Long-term potentiation as an electrophysiological assay for morphine dependence and withdrawal in rats: an in vitro study

Abstract

Using a long-term potentiation (LTP) method, we attempted to establish an electrophysiological assay for morphine dependence and withdrawal in rats in vitro. The field excitatory postsynaptic potential (fEPSP) and orthodromic population spikes (OPS) were recorded from stratums radiatum and pyramidale, respectively, of area CA1 following stimulation of Schaffer collaterals in control and morphine-dependent slices. To induce LTP, a 100 Hz primed-burst stimulation protocol was used. Although morphine exposure had excitatory effects on control slices, namely, an increase in the amplitude of primary population spikes (PSs) and appearance of extra PSs, slices taken from dependent rats demonstrated tolerance to morphine.

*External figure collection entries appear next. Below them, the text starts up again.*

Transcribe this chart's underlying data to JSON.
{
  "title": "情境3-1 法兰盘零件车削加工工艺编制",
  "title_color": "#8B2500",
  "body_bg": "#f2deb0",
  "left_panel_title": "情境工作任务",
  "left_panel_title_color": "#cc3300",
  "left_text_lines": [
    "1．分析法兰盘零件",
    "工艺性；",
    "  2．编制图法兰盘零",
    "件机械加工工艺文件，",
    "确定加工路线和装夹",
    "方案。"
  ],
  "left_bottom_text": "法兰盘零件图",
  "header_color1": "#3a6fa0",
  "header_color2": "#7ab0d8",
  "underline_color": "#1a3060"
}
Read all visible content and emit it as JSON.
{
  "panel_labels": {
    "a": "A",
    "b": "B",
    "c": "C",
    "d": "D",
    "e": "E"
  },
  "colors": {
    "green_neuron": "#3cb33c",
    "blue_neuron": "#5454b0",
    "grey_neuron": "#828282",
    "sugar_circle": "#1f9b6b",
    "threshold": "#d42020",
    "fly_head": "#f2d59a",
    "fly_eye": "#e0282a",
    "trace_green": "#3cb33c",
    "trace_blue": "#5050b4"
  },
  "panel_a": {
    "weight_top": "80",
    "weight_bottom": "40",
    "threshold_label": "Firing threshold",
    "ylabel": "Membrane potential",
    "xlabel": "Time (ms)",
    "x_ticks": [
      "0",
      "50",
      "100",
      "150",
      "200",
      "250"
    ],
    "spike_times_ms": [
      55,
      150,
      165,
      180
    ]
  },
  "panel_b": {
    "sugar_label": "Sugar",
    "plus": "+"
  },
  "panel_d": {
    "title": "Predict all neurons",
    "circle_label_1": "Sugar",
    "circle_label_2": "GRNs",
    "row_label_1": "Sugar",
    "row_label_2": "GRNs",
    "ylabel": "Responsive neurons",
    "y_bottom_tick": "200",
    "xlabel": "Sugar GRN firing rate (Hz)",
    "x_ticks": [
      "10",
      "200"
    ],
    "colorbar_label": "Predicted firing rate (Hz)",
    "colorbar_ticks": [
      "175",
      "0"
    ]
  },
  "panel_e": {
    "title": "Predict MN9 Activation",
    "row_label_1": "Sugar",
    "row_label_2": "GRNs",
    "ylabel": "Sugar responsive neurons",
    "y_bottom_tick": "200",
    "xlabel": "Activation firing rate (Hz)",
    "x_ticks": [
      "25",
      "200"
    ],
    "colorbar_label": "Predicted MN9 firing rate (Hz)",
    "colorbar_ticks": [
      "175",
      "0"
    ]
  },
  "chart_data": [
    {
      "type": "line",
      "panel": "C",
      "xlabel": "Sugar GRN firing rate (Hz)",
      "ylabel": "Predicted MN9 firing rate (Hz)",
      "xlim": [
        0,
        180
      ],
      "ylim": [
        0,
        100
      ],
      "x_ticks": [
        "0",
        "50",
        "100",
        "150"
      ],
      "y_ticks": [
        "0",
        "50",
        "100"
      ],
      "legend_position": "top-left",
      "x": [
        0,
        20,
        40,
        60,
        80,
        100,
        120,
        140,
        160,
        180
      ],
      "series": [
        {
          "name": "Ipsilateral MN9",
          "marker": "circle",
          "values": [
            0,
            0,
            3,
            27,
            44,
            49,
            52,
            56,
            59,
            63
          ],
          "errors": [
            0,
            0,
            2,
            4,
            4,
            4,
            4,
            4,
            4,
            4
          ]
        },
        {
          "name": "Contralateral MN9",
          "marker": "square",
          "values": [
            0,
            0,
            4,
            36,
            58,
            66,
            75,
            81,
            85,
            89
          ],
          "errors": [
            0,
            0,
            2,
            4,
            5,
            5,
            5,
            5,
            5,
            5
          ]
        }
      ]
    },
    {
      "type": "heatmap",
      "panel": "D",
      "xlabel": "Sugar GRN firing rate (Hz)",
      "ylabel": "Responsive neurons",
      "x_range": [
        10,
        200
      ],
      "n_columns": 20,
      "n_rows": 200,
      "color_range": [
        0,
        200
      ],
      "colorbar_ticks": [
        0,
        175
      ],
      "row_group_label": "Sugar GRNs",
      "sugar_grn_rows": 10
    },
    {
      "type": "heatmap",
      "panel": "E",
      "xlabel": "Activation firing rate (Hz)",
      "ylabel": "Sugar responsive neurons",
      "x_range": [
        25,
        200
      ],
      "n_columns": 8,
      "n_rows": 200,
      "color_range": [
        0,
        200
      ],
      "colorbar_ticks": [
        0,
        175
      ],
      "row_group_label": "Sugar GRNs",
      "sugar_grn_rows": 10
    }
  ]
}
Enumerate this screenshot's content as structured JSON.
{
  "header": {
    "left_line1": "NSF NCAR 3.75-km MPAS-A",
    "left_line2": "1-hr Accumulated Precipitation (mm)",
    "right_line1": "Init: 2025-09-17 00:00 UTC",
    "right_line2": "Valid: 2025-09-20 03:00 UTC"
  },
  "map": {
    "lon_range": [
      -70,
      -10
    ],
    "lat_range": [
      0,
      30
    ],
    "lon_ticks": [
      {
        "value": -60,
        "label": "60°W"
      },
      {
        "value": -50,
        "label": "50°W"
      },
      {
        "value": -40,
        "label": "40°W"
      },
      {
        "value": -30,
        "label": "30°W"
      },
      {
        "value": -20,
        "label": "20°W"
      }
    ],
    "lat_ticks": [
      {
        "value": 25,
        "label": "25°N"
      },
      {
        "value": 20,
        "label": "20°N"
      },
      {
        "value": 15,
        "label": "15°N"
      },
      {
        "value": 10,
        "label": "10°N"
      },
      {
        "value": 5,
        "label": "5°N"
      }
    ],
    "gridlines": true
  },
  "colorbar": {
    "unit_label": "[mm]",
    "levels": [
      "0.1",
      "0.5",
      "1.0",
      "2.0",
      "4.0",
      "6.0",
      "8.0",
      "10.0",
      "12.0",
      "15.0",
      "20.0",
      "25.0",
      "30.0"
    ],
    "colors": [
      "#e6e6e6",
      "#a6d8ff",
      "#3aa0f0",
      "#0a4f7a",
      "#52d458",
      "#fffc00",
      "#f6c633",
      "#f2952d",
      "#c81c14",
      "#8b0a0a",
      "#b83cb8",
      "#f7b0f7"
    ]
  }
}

LTP of the fEPSP was not changed in slices from dependent animals although dependent slices did show an enhanced OPS LTP compared to control ones, which was attenuated by morphine exposure. In the presence of morphine, naloxone caused a withdrawal phenomenon; apparent as a robust enhanced OPS LTP in dependent slices. So we propose morphine-naloxone withdrawn slices as a suitable in vitro withdrawal-like model. Such an in vitro preparation could provide a convenient practical experimental tool for examination of the probable molecular and cellular mechanisms involved in withdrawal states.